Sabrina guardó silencio y bajó su mirada a la dorada arena. Le costaba aceptarlo, pero en el fondo de su corazón, sabía que le estaban diciendo la verdad. Lo había intuido siempre y se lo había planteado muchas veces a Bernard, pero él siempre encontraba explicaciones lógicas a sus extraños sueños, explicaciones que la tranquilizaban. Él siempre la animaba a olvidar todo el asunto, a descartarlo como meros sueños sin importancia. Y sin embargo… ¿por qué si sus sueños eran irrelevantes él siempre la urgía a escribirlos en aquel cuaderno negro que le había regalado?

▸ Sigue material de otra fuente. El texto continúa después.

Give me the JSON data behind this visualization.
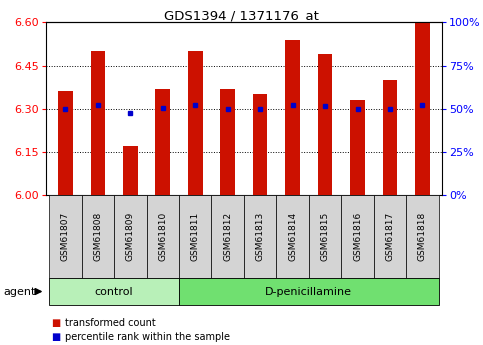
{
  "title": "GDS1394 / 1371176_at",
  "samples": [
    "GSM61807",
    "GSM61808",
    "GSM61809",
    "GSM61810",
    "GSM61811",
    "GSM61812",
    "GSM61813",
    "GSM61814",
    "GSM61815",
    "GSM61816",
    "GSM61817",
    "GSM61818"
  ],
  "red_values": [
    6.36,
    6.5,
    6.17,
    6.37,
    6.5,
    6.37,
    6.35,
    6.54,
    6.49,
    6.33,
    6.4,
    6.6
  ],
  "blue_values": [
    6.3,
    6.313,
    6.285,
    6.302,
    6.313,
    6.3,
    6.3,
    6.312,
    6.311,
    6.3,
    6.3,
    6.312
  ],
  "ylim": [
    6.0,
    6.6
  ],
  "yticks_left": [
    6.0,
    6.15,
    6.3,
    6.45,
    6.6
  ],
  "yticks_right": [
    0,
    25,
    50,
    75,
    100
  ],
  "ytick_right_labels": [
    "0%",
    "25%",
    "50%",
    "75%",
    "100%"
  ],
  "groups": [
    {
      "label": "control",
      "start": 0,
      "end": 3,
      "color": "#b8f0b8"
    },
    {
      "label": "D-penicillamine",
      "start": 4,
      "end": 11,
      "color": "#70e070"
    }
  ],
  "bar_color": "#cc1100",
  "dot_color": "#0000cc",
  "bar_width": 0.45,
  "agent_label": "agent",
  "legend_items": [
    {
      "color": "#cc1100",
      "label": "transformed count"
    },
    {
      "color": "#0000cc",
      "label": "percentile rank within the sample"
    }
  ]
}
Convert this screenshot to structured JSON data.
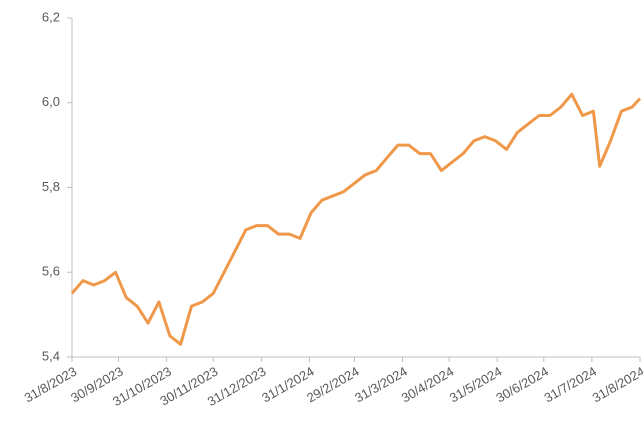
{
  "chart_data": {
    "type": "line",
    "x": [
      "2023-08-31",
      "2023-09-07",
      "2023-09-14",
      "2023-09-21",
      "2023-09-28",
      "2023-10-05",
      "2023-10-12",
      "2023-10-19",
      "2023-10-26",
      "2023-11-02",
      "2023-11-09",
      "2023-11-16",
      "2023-11-23",
      "2023-11-30",
      "2023-12-07",
      "2023-12-14",
      "2023-12-21",
      "2023-12-28",
      "2024-01-04",
      "2024-01-11",
      "2024-01-18",
      "2024-01-25",
      "2024-02-01",
      "2024-02-08",
      "2024-02-15",
      "2024-02-22",
      "2024-02-29",
      "2024-03-07",
      "2024-03-14",
      "2024-03-21",
      "2024-03-28",
      "2024-04-04",
      "2024-04-11",
      "2024-04-18",
      "2024-04-25",
      "2024-05-02",
      "2024-05-09",
      "2024-05-16",
      "2024-05-23",
      "2024-05-30",
      "2024-06-06",
      "2024-06-13",
      "2024-06-20",
      "2024-06-27",
      "2024-07-04",
      "2024-07-11",
      "2024-07-18",
      "2024-07-25",
      "2024-08-01",
      "2024-08-05",
      "2024-08-12",
      "2024-08-19",
      "2024-08-26",
      "2024-08-31"
    ],
    "series": [
      {
        "color": "#f0984a",
        "values": [
          5.55,
          5.58,
          5.57,
          5.58,
          5.6,
          5.54,
          5.52,
          5.48,
          5.53,
          5.45,
          5.43,
          5.52,
          5.53,
          5.55,
          5.6,
          5.65,
          5.7,
          5.71,
          5.71,
          5.69,
          5.69,
          5.68,
          5.74,
          5.77,
          5.78,
          5.79,
          5.81,
          5.83,
          5.84,
          5.87,
          5.9,
          5.9,
          5.88,
          5.88,
          5.84,
          5.86,
          5.88,
          5.91,
          5.92,
          5.91,
          5.89,
          5.93,
          5.95,
          5.97,
          5.97,
          5.99,
          6.02,
          5.97,
          5.98,
          5.85,
          5.91,
          5.98,
          5.99,
          6.01
        ]
      }
    ],
    "xlim": [
      "2023-08-31",
      "2024-08-31"
    ],
    "xticks": [
      {
        "value": "2023-08-31",
        "label": "31/8/2023"
      },
      {
        "value": "2023-09-30",
        "label": "30/9/2023"
      },
      {
        "value": "2023-10-31",
        "label": "31/10/2023"
      },
      {
        "value": "2023-11-30",
        "label": "30/11/2023"
      },
      {
        "value": "2023-12-31",
        "label": "31/12/2023"
      },
      {
        "value": "2024-01-31",
        "label": "31/1/2024"
      },
      {
        "value": "2024-02-29",
        "label": "29/2/2024"
      },
      {
        "value": "2024-03-31",
        "label": "31/3/2024"
      },
      {
        "value": "2024-04-30",
        "label": "30/4/2024"
      },
      {
        "value": "2024-05-31",
        "label": "31/5/2024"
      },
      {
        "value": "2024-06-30",
        "label": "30/6/2024"
      },
      {
        "value": "2024-07-31",
        "label": "31/7/2024"
      },
      {
        "value": "2024-08-31",
        "label": "31/8/2024"
      }
    ],
    "ylim": [
      5.4,
      6.2
    ],
    "yticks": [
      {
        "value": 5.4,
        "label": "5,4"
      },
      {
        "value": 5.6,
        "label": "5,6"
      },
      {
        "value": 5.8,
        "label": "5,8"
      },
      {
        "value": 6.0,
        "label": "6,0"
      },
      {
        "value": 6.2,
        "label": "6,2"
      }
    ]
  }
}
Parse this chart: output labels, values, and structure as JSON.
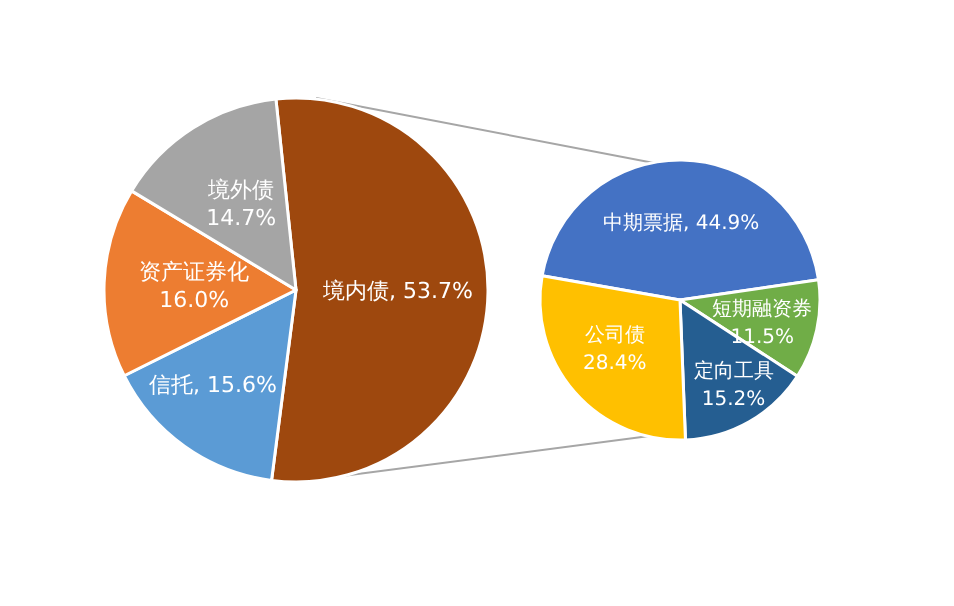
{
  "chart_data": [
    {
      "type": "pie",
      "categories": [
        "境内债",
        "信托",
        "资产证券化",
        "境外债"
      ],
      "values": [
        53.7,
        15.6,
        16.0,
        14.7
      ],
      "value_labels": [
        "53.7%",
        "15.6%",
        "16.0%",
        "14.7%"
      ],
      "colors": [
        "#9e480e",
        "#5b9bd5",
        "#ed7d31",
        "#a5a5a5"
      ]
    },
    {
      "type": "pie",
      "categories": [
        "中期票据",
        "短期融资券",
        "定向工具",
        "公司债"
      ],
      "values": [
        44.9,
        11.5,
        15.2,
        28.4
      ],
      "value_labels": [
        "44.9%",
        "11.5%",
        "15.2%",
        "28.4%"
      ],
      "colors": [
        "#4472c4",
        "#70ad47",
        "#255e91",
        "#ffc000"
      ]
    }
  ]
}
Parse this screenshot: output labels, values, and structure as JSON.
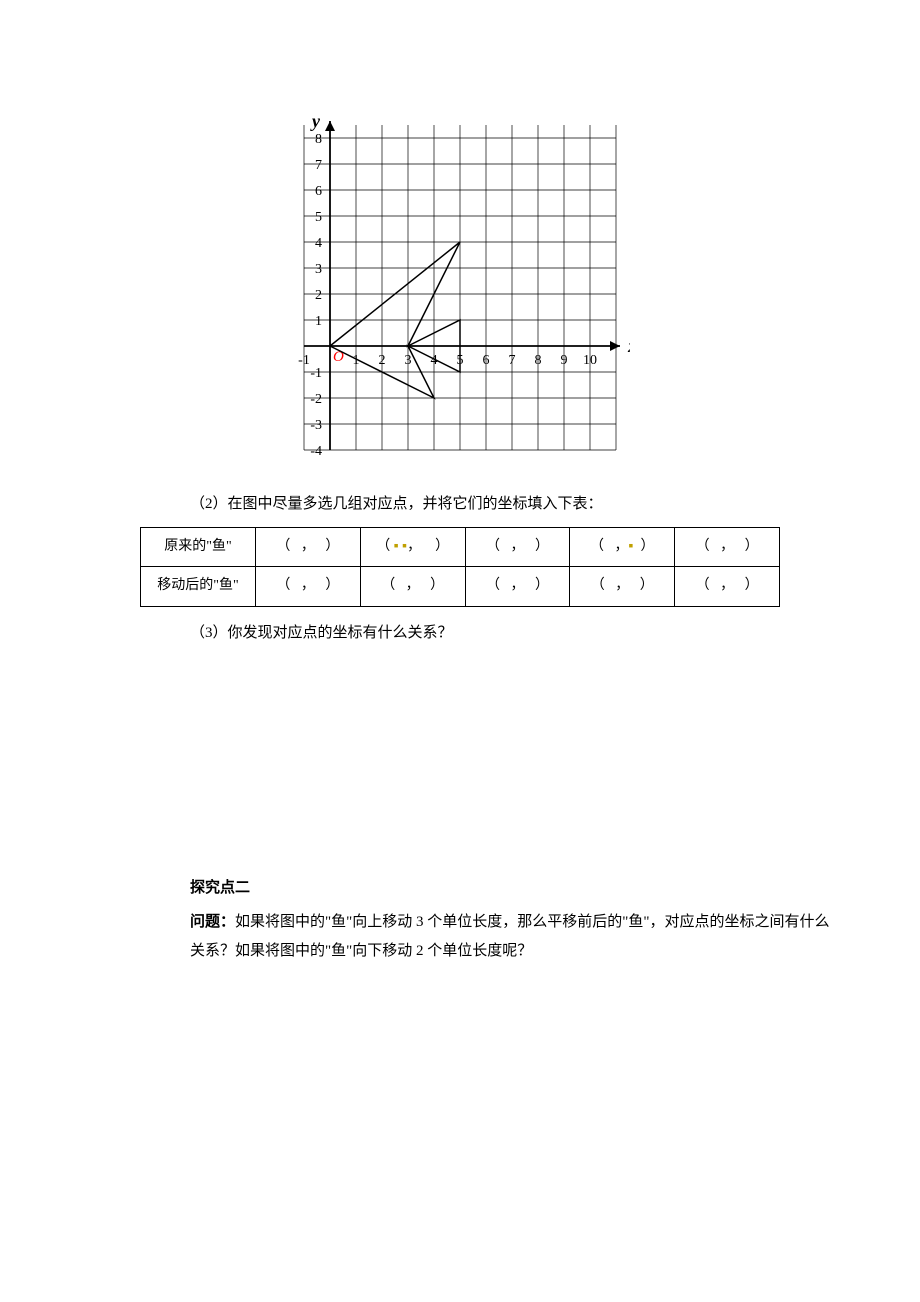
{
  "chart": {
    "type": "line",
    "xlim": [
      -1,
      11
    ],
    "ylim": [
      -4,
      8.5
    ],
    "grid_color": "#000000",
    "grid_width": 0.7,
    "axis_color": "#000000",
    "axis_width": 1.8,
    "background_color": "#ffffff",
    "origin_label": "O",
    "origin_color": "#ff0000",
    "axis_label_x": "x",
    "axis_label_y": "y",
    "axis_label_fontstyle": "italic",
    "axis_label_fontweight": "bold",
    "axis_label_fontsize": 18,
    "xtick_values": [
      -1,
      1,
      2,
      3,
      4,
      5,
      6,
      7,
      8,
      9,
      10
    ],
    "ytick_values": [
      -4,
      -3,
      -2,
      -1,
      1,
      2,
      3,
      4,
      5,
      6,
      7,
      8
    ],
    "tick_fontsize": 14,
    "fish_stroke": "#000000",
    "fish_stroke_width": 1.5,
    "fish_polyline": [
      [
        0,
        0
      ],
      [
        5,
        4
      ],
      [
        3,
        0
      ],
      [
        5,
        1
      ],
      [
        5,
        -1
      ],
      [
        3,
        0
      ],
      [
        4,
        -2
      ],
      [
        0,
        0
      ]
    ]
  },
  "q2_text": "（2）在图中尽量多选几组对应点，并将它们的坐标填入下表：",
  "table": {
    "row1_header": "原来的\"鱼\"",
    "row2_header": "移动后的\"鱼\"",
    "cell_open": "（",
    "cell_mid": "，",
    "cell_close": "）",
    "cell_open_half": "（",
    "cell_close_half": "）",
    "dot": "▪"
  },
  "q3_text": "（3）你发现对应点的坐标有什么关系？",
  "section2_title": "探究点二",
  "section2_q_label": "问题：",
  "section2_q_text1": "如果将图中的\"鱼\"向上移动 3 个单位长度，那么平移前后的\"鱼\"，对应点的坐标之间有什么关系？如果将图中的\"鱼\"向下移动 2 个单位长度呢？"
}
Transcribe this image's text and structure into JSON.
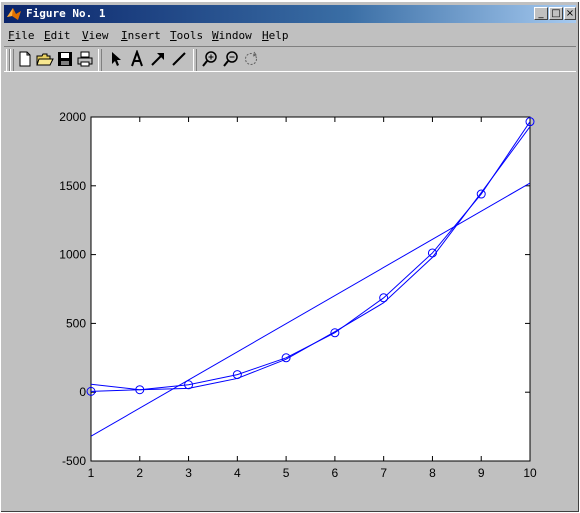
{
  "window": {
    "title": "Figure No. 1",
    "controls": [
      "_",
      "□",
      "×"
    ]
  },
  "menu": [
    {
      "key": "F",
      "rest": "ile"
    },
    {
      "key": "E",
      "rest": "dit"
    },
    {
      "key": "V",
      "rest": "iew"
    },
    {
      "key": "I",
      "rest": "nsert"
    },
    {
      "key": "T",
      "rest": "ools"
    },
    {
      "key": "W",
      "rest": "indow"
    },
    {
      "key": "H",
      "rest": "elp"
    }
  ],
  "toolbar": {
    "icons": [
      "new-file-icon",
      "open-folder-icon",
      "save-icon",
      "print-icon",
      "arrow-pointer-icon",
      "insert-text-icon",
      "insert-arrow-icon",
      "insert-line-icon",
      "zoom-in-icon",
      "zoom-out-icon",
      "rotate-icon"
    ]
  },
  "chart_data": {
    "type": "line",
    "xlim": [
      1,
      10
    ],
    "ylim": [
      -500,
      2000
    ],
    "xticks": [
      "1",
      "2",
      "3",
      "4",
      "5",
      "6",
      "7",
      "8",
      "9",
      "10"
    ],
    "yticks": [
      "-500",
      "0",
      "500",
      "1000",
      "1500",
      "2000"
    ],
    "grid": false,
    "color": "#0000ff",
    "series": [
      {
        "x": [
          1,
          2,
          3,
          4,
          5,
          6,
          7,
          8,
          9,
          10
        ],
        "y": [
          6,
          18,
          54,
          128,
          250,
          432,
          686,
          1012,
          1440,
          1966
        ],
        "marker": "circle"
      },
      {
        "x": [
          1,
          2,
          3,
          4,
          5,
          6,
          7,
          8,
          9,
          10
        ],
        "y": [
          58,
          18,
          28,
          100,
          240,
          440,
          650,
          980,
          1450,
          1930
        ],
        "marker": "none"
      },
      {
        "x": [
          1,
          10
        ],
        "y": [
          -320,
          1520
        ],
        "marker": "none"
      }
    ]
  }
}
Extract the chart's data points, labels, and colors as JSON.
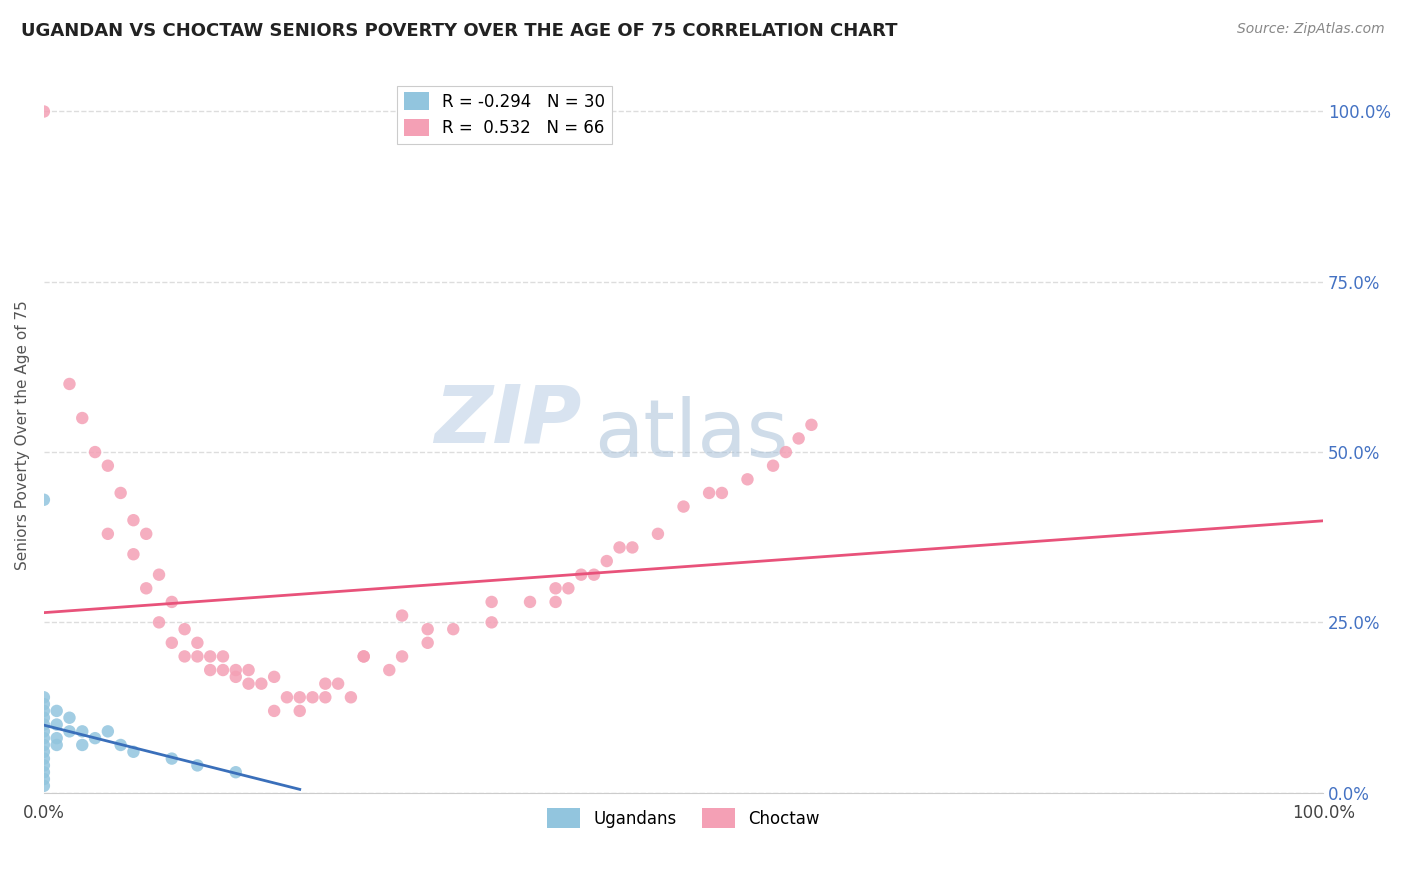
{
  "title": "UGANDAN VS CHOCTAW SENIORS POVERTY OVER THE AGE OF 75 CORRELATION CHART",
  "source_text": "Source: ZipAtlas.com",
  "ylabel": "Seniors Poverty Over the Age of 75",
  "ugandan_R": -0.294,
  "ugandan_N": 30,
  "choctaw_R": 0.532,
  "choctaw_N": 66,
  "ugandan_color": "#92c5de",
  "choctaw_color": "#f4a0b5",
  "ugandan_line_color": "#3a6fba",
  "choctaw_line_color": "#e8527a",
  "watermark_zip": "ZIP",
  "watermark_atlas": "atlas",
  "watermark_color_zip": "#c8d8ea",
  "watermark_color_atlas": "#b0c8e0",
  "background_color": "#ffffff",
  "grid_color": "#dddddd",
  "right_ytick_labels": [
    "100.0%",
    "75.0%",
    "50.0%",
    "25.0%",
    "0.0%"
  ],
  "right_ytick_values": [
    1.0,
    0.75,
    0.5,
    0.25,
    0.0
  ],
  "ugandan_points_x": [
    0.0,
    0.0,
    0.0,
    0.0,
    0.0,
    0.0,
    0.0,
    0.0,
    0.0,
    0.0,
    0.0,
    0.0,
    0.0,
    0.0,
    0.0,
    0.01,
    0.01,
    0.01,
    0.01,
    0.02,
    0.02,
    0.03,
    0.03,
    0.04,
    0.05,
    0.06,
    0.07,
    0.1,
    0.12,
    0.15
  ],
  "ugandan_points_y": [
    0.43,
    0.05,
    0.06,
    0.07,
    0.08,
    0.09,
    0.1,
    0.11,
    0.12,
    0.13,
    0.14,
    0.03,
    0.04,
    0.02,
    0.01,
    0.08,
    0.1,
    0.12,
    0.07,
    0.09,
    0.11,
    0.07,
    0.09,
    0.08,
    0.09,
    0.07,
    0.06,
    0.05,
    0.04,
    0.03
  ],
  "choctaw_points_x": [
    0.0,
    0.02,
    0.03,
    0.04,
    0.05,
    0.05,
    0.06,
    0.07,
    0.07,
    0.08,
    0.08,
    0.09,
    0.09,
    0.1,
    0.1,
    0.11,
    0.11,
    0.12,
    0.12,
    0.13,
    0.13,
    0.14,
    0.14,
    0.15,
    0.15,
    0.16,
    0.16,
    0.17,
    0.18,
    0.19,
    0.2,
    0.21,
    0.22,
    0.23,
    0.24,
    0.25,
    0.27,
    0.28,
    0.3,
    0.32,
    0.35,
    0.38,
    0.4,
    0.42,
    0.43,
    0.44,
    0.45,
    0.46,
    0.48,
    0.5,
    0.52,
    0.53,
    0.55,
    0.57,
    0.58,
    0.59,
    0.6,
    0.4,
    0.41,
    0.3,
    0.28,
    0.35,
    0.2,
    0.22,
    0.18,
    0.25
  ],
  "choctaw_points_y": [
    1.0,
    0.6,
    0.55,
    0.5,
    0.48,
    0.38,
    0.44,
    0.4,
    0.35,
    0.38,
    0.3,
    0.32,
    0.25,
    0.28,
    0.22,
    0.24,
    0.2,
    0.2,
    0.22,
    0.2,
    0.18,
    0.2,
    0.18,
    0.18,
    0.17,
    0.16,
    0.18,
    0.16,
    0.17,
    0.14,
    0.12,
    0.14,
    0.14,
    0.16,
    0.14,
    0.2,
    0.18,
    0.2,
    0.22,
    0.24,
    0.25,
    0.28,
    0.3,
    0.32,
    0.32,
    0.34,
    0.36,
    0.36,
    0.38,
    0.42,
    0.44,
    0.44,
    0.46,
    0.48,
    0.5,
    0.52,
    0.54,
    0.28,
    0.3,
    0.24,
    0.26,
    0.28,
    0.14,
    0.16,
    0.12,
    0.2
  ]
}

—¿Por qué me hizo eso? ¿Por qué coartó mi habilidad de ver el futuro? —levantó la cabeza Sabrina de pronto.
—Quería ayudarte —lo justificó Dana.
—¿Pensó que no podría manejarlo?
—No le preocupaban las premoniciones —aclaró Dana—. Él hubiera podido ayudarte con eso, ya lo había hecho antes con tu madre. A lo que le tenía miedo era a tus otras habilidades.
—¿Qué otras habilidades? —frunció el ceño Sabrina.
—No lo sabemos —respondió Dana—, pues él nunca dejó que se manifestaran en ti.
En un arranque de furia, Sabrina se quitó el colgante y lo arrojó con fuerza a la arena.
—Eso no es prudente, Sabrina —le advirtió Augusto—. Por favor, vuelve a ponértelo.
—¡No! —gritó ella—. ¡Basta de mentiras! ¡Basta de manipulaciones! Nadie tiene derecho a manejar así mi vida, ni siquiera mi padre verdadero.
—Sabrina —intentó Dana—, Bernard no estaba jugando cuando decidió darte ese colgante, por favor…
Bruno fue el más práctico de los tres. En vez de tratar de convencer a la princesa con palabras, simplemente recogió el colgante de la arena y avanzó hacia la chica para ponérselo a la fuerza. Pero eso fue un error. Sabrina dio un grito y alzó las manos para defenderse de Bruno. Bruno nunca llegó siquiera a tocarla. De las palmas de las manos de la chica, surgieron sendas descargas eléctricas descomunales que hicieron volar a Bruno por los aires, azotándolo con fuerza contra el pilar de piedra.
—¡Maldición, Sabrina! —gritó Augusto, corriendo hacia el cuerpo inerte de Bruno.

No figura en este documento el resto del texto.